Talking to these two Malawians, Ajibu and Bakili, I’m left deconstructing the Western education that I enjoyed. I ask myself: Is the European history of World War I that I learned in school all there is to “history?” Is Western Mathematics stolen from Egyptian “algebra?” Is the Western geography I studied—reciting stuff like the Yellowstone National Park in the US—a ploy to make sure that I don’t notice the obvious geography of Malawi’s fine tea and coffee farms, which the British annexed at the start of the century?

Listening to the stories of these two gentlemen, I begin to see that what we called “Western education” was a colonial project to shape the African in me to become who I am today: a man who loves all things British. Hearing the stories of these two gentlemen who took a hybrid approach—English education and Islamic education—I have started looking more deeply into my Anglican faith.

I grew up Anglican, as is normal in many countries where the British were colonial masters, as in my Malawi. I was taught in school (and I believed) that the purpose of Anglican training was to “prepare my soul for heaven,” and that “this earth is not ours, as Malawians,” and our reward will be found in “paradise.” Now that I’m grown up and looking back I get annoyed seeing how the British grabbed the most fertile tobacco and coffee farmland in Malawi, while we Malawians were taught in school that, “our prize is in heaven.” Looking back I realize that—once it was out of the British colonial grip—my country, Malawi, became one of the biggest tobacco growers in the world. I recently said to my father, “so, the English Anglican education hammered us about this notion of heaven while it was profiting from Malawi’s tobacco?” He never convincingly answered me, he himself a product of the Anglican-English education/church structure.

I’m now a father, and I don’t want my child to forsake entirely the English education system in Malawi.

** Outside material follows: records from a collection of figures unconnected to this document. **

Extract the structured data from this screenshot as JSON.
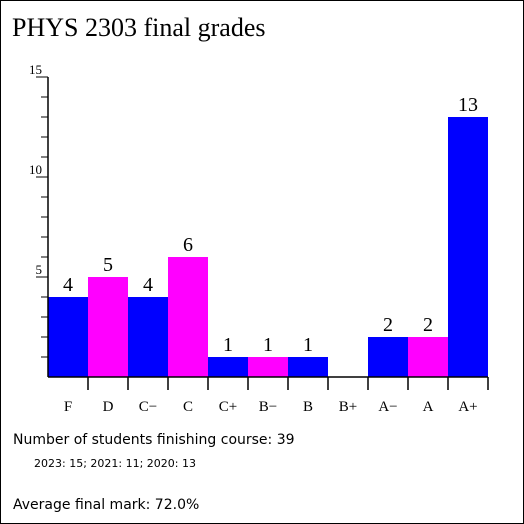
{
  "title": "PHYS 2303 final grades",
  "chart_data": {
    "type": "bar",
    "categories": [
      "F",
      "D",
      "C−",
      "C",
      "C+",
      "B−",
      "B",
      "B+",
      "A−",
      "A",
      "A+"
    ],
    "values": [
      4,
      5,
      4,
      6,
      1,
      1,
      1,
      0,
      2,
      2,
      13
    ],
    "bar_colors": [
      "#0000ff",
      "#ff00ff",
      "#0000ff",
      "#ff00ff",
      "#0000ff",
      "#ff00ff",
      "#0000ff",
      "#ff00ff",
      "#0000ff",
      "#ff00ff",
      "#0000ff"
    ],
    "y_ticks": [
      5,
      10,
      15
    ],
    "ylim": [
      0,
      15
    ],
    "grid": false,
    "legend": "none"
  },
  "footer": {
    "students_line": "Number of students finishing course: 39",
    "breakdown_line": "2023: 15; 2021: 11; 2020: 13",
    "average_line": "Average final mark: 72.0%"
  }
}
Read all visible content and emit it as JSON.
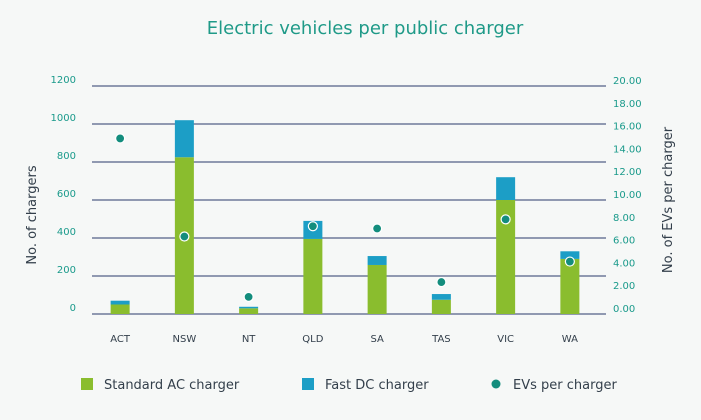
{
  "chart_data": {
    "type": "bar",
    "title": "Electric vehicles per public charger",
    "categories": [
      "ACT",
      "NSW",
      "NT",
      "QLD",
      "SA",
      "TAS",
      "VIC",
      "WA"
    ],
    "series": [
      {
        "name": "Standard AC charger",
        "kind": "bar",
        "stack": "chargers",
        "color": "#8abd2e",
        "values": [
          50,
          825,
          30,
          395,
          258,
          75,
          600,
          290
        ]
      },
      {
        "name": "Fast DC charger",
        "kind": "bar",
        "stack": "chargers",
        "color": "#1c9ec6",
        "values": [
          20,
          195,
          8,
          95,
          47,
          30,
          120,
          40
        ]
      },
      {
        "name": "EVs per charger",
        "kind": "scatter",
        "axis": "right",
        "color": "#138d7d",
        "values": [
          15.4,
          6.8,
          1.5,
          7.7,
          7.5,
          2.8,
          8.3,
          4.6
        ]
      }
    ],
    "ylabel": "No. of chargers",
    "y2label": "No. of EVs per charger",
    "ylim": [
      0,
      1200
    ],
    "y2lim": [
      0,
      20
    ],
    "yticks": [
      "0",
      "200",
      "400",
      "600",
      "800",
      "1000",
      "1200"
    ],
    "y2ticks": [
      "0.00",
      "2.00",
      "4.00",
      "6.00",
      "8.00",
      "10.00",
      "12.00",
      "14.00",
      "16.00",
      "18.00",
      "20.00"
    ],
    "grid": true,
    "legend": "bottom"
  },
  "colors": {
    "grid": "#2b3a6b",
    "tick": "#1a9a8b",
    "title": "#1f9a88",
    "text": "#333f4b"
  }
}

At the same time, I don’t want my child to shun entirely Malawi’s Muslim madrassa studies. So I take my child occasionally to visit the mosque and remind her that it’s fine to take both the English education and the Islamic education, and not totally drown in either.

My encounter with Ajibu and Bakili initiated the uneducation of me, rolling back my British-style education with its pre-conceived notions, so that I could consider the Islamic education that my fellow Malawians have enjoyed, without getting submerged by both.